Department of Pathology, Microbiology, and Immunology, Vanderbilt Center for Immunobiology, Vanderbilt University Medical Center, Nashville, Tennessee, USA.
JCI Insight. 2020 Jun 4;5(11):137569. doi: 10.1172/jci.insight.137569.

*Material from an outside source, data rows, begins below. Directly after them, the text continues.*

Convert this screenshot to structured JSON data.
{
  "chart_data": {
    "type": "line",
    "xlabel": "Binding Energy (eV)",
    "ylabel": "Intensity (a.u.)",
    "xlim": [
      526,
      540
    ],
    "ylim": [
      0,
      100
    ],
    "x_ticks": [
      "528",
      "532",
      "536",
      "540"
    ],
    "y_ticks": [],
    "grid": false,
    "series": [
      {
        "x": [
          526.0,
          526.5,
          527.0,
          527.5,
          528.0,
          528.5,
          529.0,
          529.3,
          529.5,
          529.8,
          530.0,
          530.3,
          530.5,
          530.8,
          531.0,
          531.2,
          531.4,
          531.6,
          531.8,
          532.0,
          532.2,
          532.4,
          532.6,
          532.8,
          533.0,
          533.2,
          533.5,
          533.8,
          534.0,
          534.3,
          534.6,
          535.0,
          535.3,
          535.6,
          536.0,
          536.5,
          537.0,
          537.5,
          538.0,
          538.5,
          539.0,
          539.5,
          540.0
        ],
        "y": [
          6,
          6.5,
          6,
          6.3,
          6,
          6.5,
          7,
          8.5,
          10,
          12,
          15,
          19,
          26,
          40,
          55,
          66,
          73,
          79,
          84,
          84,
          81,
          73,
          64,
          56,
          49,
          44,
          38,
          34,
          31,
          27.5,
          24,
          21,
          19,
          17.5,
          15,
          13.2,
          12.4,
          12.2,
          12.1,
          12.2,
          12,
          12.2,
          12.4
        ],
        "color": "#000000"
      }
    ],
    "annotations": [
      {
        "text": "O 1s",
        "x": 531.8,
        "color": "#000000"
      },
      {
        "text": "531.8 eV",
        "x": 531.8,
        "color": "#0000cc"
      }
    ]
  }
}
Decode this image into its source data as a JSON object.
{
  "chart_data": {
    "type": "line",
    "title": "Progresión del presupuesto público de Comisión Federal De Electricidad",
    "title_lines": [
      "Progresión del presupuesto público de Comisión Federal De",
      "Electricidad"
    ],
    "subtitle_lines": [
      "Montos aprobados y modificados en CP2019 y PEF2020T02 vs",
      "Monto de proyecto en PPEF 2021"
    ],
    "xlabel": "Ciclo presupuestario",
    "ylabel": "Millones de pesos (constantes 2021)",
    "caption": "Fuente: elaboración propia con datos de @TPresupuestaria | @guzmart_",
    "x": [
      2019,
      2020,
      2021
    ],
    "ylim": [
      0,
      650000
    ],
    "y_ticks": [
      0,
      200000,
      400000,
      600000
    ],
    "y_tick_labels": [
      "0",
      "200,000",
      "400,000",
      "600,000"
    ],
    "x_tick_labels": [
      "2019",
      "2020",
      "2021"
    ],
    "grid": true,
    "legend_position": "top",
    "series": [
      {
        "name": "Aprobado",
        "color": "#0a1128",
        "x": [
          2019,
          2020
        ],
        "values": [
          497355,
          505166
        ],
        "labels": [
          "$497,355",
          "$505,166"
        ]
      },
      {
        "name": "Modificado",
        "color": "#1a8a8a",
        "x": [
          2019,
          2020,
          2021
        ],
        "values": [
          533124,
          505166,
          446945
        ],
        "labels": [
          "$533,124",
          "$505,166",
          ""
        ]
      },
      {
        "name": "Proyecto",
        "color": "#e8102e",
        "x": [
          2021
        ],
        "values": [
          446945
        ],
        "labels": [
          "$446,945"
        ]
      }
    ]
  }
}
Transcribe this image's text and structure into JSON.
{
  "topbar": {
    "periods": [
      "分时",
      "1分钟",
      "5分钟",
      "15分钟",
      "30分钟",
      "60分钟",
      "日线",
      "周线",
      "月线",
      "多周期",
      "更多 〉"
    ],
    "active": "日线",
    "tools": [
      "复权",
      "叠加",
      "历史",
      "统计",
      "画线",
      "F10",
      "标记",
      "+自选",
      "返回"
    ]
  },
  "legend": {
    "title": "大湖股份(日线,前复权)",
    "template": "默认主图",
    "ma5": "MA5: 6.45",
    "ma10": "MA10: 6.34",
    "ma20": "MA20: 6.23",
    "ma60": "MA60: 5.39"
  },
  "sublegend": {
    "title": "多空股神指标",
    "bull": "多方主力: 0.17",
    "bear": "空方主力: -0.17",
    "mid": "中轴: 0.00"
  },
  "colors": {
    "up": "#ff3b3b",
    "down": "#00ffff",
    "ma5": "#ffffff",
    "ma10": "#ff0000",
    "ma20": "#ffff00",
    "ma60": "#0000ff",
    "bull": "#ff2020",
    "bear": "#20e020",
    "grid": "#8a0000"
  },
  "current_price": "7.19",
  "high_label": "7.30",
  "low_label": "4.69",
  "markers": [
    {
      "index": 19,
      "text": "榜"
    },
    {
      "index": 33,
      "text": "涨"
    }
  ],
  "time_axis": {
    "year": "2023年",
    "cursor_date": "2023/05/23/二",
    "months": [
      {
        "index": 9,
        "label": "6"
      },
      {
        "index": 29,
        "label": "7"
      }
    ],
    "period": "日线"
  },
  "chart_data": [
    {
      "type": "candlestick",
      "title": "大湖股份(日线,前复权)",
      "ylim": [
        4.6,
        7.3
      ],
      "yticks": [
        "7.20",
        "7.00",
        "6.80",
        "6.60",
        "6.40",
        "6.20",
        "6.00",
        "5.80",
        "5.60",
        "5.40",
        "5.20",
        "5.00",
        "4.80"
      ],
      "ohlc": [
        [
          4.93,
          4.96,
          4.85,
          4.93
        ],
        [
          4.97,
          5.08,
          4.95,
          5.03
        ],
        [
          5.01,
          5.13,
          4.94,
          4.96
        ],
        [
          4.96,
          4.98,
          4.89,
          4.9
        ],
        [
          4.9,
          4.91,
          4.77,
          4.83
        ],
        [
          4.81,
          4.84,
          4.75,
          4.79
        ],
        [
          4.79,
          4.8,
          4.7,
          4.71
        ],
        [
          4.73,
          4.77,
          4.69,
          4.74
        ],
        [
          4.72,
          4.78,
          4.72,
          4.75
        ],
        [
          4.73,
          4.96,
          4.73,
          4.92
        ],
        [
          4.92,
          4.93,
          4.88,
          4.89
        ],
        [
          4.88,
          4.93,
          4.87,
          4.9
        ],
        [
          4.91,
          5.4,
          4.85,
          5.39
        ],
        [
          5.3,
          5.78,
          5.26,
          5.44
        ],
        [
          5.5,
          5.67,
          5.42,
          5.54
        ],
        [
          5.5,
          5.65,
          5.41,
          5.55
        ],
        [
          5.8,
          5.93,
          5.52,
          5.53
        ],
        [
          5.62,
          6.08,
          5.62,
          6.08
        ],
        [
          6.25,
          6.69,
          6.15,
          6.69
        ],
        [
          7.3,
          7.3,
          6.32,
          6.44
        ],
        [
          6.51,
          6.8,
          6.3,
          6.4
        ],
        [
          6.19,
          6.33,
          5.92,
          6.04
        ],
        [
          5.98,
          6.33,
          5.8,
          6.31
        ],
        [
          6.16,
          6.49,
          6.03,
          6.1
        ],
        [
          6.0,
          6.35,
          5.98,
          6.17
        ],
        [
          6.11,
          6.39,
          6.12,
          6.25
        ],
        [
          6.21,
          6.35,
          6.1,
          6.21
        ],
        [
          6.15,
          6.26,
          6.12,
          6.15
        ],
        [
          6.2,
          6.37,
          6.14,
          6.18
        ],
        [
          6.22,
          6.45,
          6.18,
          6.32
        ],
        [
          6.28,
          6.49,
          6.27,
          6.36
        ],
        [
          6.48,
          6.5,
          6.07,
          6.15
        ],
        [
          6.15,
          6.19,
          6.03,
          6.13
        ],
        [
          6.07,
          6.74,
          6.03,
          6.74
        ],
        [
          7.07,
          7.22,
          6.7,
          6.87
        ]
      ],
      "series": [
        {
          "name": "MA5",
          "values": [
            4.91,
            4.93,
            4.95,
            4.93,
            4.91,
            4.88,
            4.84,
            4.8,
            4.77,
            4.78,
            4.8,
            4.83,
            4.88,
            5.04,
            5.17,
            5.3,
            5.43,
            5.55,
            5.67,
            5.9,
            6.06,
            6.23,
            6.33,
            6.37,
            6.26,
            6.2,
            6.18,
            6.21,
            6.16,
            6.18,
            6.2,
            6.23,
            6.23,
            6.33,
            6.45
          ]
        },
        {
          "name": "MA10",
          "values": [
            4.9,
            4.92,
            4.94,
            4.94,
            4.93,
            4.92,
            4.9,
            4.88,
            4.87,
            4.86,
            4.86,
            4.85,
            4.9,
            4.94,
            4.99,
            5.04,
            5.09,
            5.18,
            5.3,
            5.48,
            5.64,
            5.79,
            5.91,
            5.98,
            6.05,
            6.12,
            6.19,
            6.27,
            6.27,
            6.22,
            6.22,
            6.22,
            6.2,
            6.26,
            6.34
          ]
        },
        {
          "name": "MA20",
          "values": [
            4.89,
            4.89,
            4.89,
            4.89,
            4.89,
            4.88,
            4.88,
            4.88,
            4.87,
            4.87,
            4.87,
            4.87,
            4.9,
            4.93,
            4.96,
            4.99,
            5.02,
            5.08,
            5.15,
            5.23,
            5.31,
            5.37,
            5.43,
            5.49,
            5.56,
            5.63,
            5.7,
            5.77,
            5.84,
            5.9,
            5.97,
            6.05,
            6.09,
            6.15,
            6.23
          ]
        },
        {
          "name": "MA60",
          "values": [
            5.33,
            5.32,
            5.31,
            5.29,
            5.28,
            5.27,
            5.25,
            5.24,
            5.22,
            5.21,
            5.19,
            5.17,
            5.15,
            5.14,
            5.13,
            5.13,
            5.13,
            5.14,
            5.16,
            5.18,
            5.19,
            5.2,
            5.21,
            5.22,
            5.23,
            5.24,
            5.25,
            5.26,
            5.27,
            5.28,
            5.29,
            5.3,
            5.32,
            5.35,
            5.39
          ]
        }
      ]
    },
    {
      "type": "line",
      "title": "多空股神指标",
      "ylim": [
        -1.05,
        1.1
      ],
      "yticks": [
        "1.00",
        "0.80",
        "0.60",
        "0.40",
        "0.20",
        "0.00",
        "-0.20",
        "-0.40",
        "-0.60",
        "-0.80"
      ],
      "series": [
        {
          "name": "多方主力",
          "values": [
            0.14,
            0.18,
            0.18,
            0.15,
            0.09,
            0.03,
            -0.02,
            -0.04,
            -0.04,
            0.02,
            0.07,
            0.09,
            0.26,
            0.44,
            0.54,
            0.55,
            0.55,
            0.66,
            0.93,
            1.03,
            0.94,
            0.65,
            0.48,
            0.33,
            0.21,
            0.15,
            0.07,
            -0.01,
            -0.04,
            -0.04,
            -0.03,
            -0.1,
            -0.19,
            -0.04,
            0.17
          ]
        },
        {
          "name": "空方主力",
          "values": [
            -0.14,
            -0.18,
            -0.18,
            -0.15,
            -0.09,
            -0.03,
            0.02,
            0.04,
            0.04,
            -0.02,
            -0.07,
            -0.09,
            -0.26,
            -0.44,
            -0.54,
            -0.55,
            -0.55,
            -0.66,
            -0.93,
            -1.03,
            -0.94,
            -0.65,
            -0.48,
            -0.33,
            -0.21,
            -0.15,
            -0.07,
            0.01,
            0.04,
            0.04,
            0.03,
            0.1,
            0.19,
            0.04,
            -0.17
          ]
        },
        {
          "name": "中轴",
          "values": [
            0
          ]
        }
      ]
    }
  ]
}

Recently, we reported that expression of endogenous retroviruses (ERVs) is associated with response to immune checkpoint blockade (ICB) in renal cell carcinoma (RCC). We show that decitabine, a DNA hypomethylating agent, activates transposable element (TE) expression (LINE1 and ERVs ERV3-2 and ERV4700) and antiviral signaling to potentially enhance response to ICB in kidney cancer cell lines and primary cells. KO of RIGI and MDA5 dsRNA sensors attenuated activation of antiviral signaling associated with DNA hypomethylation, and RIGI and MDA5 IPs showed increased ERV binding with decitabine treatment. Bioinformatic analyses showed the decitabine-induced signature could be associated with increased immune infiltration and response to ICB. Cytokine secretion induced by decitabine could modestly improve T cell activation and robustly enhanced T cell migration. In a small retrospective cohort of metastatic clear cell RCC (ccRCC) patients treated with anti-PD1/PDL1 blockade, activation of some antiviral genes was significantly higher in responders. Thus, we identified a potential strategy to induce TE expression through inhibition of DNA methylation in modulating T cell action via regulation of the innate antiviral pathway.
最近,我们报道了内源性逆转录病毒(ERVs)的表达与肾细胞癌(RCC)对免疫检查点阻断(ICB)的反应有关。我们表明,去甲基化剂地西他滨激活转座元件(TE)的表达(LINE1 和 ERV3-2 和 ERV4700)和抗病毒信号,可能增强肾癌细胞系和原代细胞对 ICB 的反应。RIGI 和 MDA5 dsRNA 传感器的 KO 减弱了与 DNA 去甲基化相关的抗病毒信号的激活,并且 RIGI 和 MDA5 IP 在接受地西他滨治疗时显示出增加的 ERV 结合。生物信息学分析表明,地西他滨诱导的特征可能与免疫浸润增加和对 ICB 的反应相关。地西他滨诱导的细胞因子分泌可适度改善 T 细胞激活,并强烈增强 T 细胞迁移。在接受抗 PD1/PDL1 阻断治疗的转移性透明细胞肾细胞癌(ccRCC)患者的小回顾性队列中,应答者中一些抗病毒基因的激活明显更高。因此,我们确定了一种通过抑制 DNA 甲基化来诱导 TE 表达的潜在策略,通过调节先天抗病毒途径来调节 T 细胞作用。